What Is Momentum?
Momentum is the rate of acceleration of a security's price—that is, the speed at which the price is changing. Momentum trading is a strategy that seeks to capitalize on momentum to enter a trend as it is picking up steam.
Simply put, momentum refers to the inertia of a price trend to continue either rising or falling for a particular length of time, usually taking into account both price and volume information. In technical analysis, momentum is often measured via an oscillator and is used to help identify trends.
- Momentum, finance, refers to the capacity for a price trend to sustain itself going forward.
- Strong momentum can continue in an upward or downward trend, which can be confirmed by changes in trading volume and other technical indicators.
- Momentum investing is a trading strategy in which investors buy securities that are rising and sell them when they look to have peaked.
- Momentum trading therefore describes a herding strategy, following others; but price trends are never guaranteed in the future.
Think of it as the momentum of a train: When a train starts up, as it accelerates, it moves very slowly. Once it gets up to speed, it stops accelerating but remains traveling at a higher velocity. At the end of the trip, the train decelerates as it slows down, but it can take many miles of track to apply the brakes on before finally coming to a complete stop. For the momentum investor, the best part of the train ride is in the middle, when the train is moving at its highest velocity.
Momentum investors like to chase performance. They attempt to achieve alpha returns by investing in stocks that trend one way or another. Stocks trending up are referred to as hot stocks. Some are hotter than others (as measured by growth over a period of time). A stock that is trending down is cold.

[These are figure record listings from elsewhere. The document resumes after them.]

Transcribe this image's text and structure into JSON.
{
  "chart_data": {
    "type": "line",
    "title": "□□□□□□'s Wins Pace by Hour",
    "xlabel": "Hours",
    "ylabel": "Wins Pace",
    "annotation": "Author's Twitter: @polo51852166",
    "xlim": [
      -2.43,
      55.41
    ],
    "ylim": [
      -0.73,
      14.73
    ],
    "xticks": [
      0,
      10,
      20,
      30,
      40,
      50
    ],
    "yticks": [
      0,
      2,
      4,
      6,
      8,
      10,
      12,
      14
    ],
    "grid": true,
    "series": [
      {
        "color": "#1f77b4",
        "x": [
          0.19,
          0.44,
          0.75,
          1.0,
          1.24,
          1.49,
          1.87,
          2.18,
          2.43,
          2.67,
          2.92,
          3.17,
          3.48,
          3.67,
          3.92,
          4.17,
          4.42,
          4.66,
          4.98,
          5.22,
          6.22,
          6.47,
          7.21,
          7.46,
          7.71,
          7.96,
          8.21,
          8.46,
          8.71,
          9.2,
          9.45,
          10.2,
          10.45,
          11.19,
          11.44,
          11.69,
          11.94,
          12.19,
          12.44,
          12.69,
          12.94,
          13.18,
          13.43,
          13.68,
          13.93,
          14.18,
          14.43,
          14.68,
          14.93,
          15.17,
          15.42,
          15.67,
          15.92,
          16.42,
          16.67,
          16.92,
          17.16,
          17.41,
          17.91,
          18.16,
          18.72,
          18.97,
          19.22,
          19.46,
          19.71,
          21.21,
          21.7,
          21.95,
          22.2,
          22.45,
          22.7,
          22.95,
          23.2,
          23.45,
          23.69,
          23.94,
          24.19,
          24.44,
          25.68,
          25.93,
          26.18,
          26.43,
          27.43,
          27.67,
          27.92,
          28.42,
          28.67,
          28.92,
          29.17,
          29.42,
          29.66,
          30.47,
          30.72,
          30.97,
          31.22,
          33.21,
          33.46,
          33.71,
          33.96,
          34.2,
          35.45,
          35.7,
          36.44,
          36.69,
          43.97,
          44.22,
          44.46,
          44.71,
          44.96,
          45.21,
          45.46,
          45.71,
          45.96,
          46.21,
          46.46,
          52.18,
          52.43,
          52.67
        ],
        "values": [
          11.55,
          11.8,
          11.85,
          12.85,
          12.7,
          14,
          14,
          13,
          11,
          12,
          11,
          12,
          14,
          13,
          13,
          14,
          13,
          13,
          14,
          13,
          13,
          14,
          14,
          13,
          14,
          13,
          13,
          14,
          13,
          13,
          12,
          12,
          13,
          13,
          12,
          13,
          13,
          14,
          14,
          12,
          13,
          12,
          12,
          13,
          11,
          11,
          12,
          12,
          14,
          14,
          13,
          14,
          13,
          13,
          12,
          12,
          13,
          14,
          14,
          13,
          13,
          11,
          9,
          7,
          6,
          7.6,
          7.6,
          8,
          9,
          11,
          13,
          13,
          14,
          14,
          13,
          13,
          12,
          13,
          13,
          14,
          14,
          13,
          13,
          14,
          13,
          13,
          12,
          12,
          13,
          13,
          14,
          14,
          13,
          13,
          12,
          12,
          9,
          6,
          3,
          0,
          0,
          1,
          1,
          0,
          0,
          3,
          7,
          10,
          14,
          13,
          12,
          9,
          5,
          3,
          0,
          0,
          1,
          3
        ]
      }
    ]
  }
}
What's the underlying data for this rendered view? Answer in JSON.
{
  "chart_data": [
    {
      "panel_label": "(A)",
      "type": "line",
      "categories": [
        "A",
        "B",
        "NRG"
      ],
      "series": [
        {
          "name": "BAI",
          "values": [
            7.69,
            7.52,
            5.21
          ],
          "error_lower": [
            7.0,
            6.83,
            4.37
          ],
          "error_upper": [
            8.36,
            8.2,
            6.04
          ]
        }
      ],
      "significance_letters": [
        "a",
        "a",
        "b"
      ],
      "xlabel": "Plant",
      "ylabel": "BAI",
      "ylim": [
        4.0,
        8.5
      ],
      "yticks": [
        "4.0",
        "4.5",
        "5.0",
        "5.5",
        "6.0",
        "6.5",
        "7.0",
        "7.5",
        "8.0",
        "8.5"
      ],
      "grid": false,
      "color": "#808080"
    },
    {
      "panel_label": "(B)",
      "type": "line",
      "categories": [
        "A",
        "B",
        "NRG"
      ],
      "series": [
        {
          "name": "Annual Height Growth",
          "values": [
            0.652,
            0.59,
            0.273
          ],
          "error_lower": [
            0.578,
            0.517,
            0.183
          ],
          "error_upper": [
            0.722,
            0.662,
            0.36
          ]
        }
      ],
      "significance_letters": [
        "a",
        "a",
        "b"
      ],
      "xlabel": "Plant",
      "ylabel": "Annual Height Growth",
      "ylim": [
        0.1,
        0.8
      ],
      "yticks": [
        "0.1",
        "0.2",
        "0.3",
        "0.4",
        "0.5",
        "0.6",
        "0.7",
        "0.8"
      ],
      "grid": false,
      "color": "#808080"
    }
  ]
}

Investors can use momentum as a trading technique that seeks to profit off the herding behavior of market psychology. Rather than "buy low, sell high", momentum trading follows a strategy of "buy high, sell higher". Once a momentum trader sees acceleration in a stock's price, earnings or revenues, the trader will often take a long or short position in the stock in the hope that its momentum will continue in either an upward or downward direction. This strategy relies on short-term movements in a stock's price rather than fundamental value.
When applied, an investor can buy or sell based on the strength of the trends in an asset's price. If a trader wants to use a momentum-based strategy, he takes a long position in a stock or asset that has been trending up. If the stock is trending down, he takes a short position. Instead of the traditional philosophy of trading—buy low, sell high—momentum investing seeks to sell low and buy lower, or buy high and sell higher. Instead of identifying the continuation or reversal pattern, momentum investors focus on the trend created by the most recent price break.
Some tools for momentum investors help to define the trend, such as the trend line. A trend line is a line drawn from the high price to the low price, or vice versa, over a given time period. If the line is up, the trend is up and the momentum investor buys the stock. If the trend line is down, the trend is down and the momentum investor sells the stock.
In this way, momentum investing is purely a technical indicator. Though the "momentum" can refer to fundamental measures of performance, such as revenue and earnings, it is most commonly used in reference to historical asset prices as a technical indicator.
Disadvantages of Momentum Trading
Just like any other trading style, there are risks that come with momentum trading. By using this technique, you should know that you are trading on the backs of other people in the market, and price trends are never guaranteed. And always be prepared for unexpected reversals or corrections that take place. This can happen because of unexpected news or changes in investor sentiment in the market.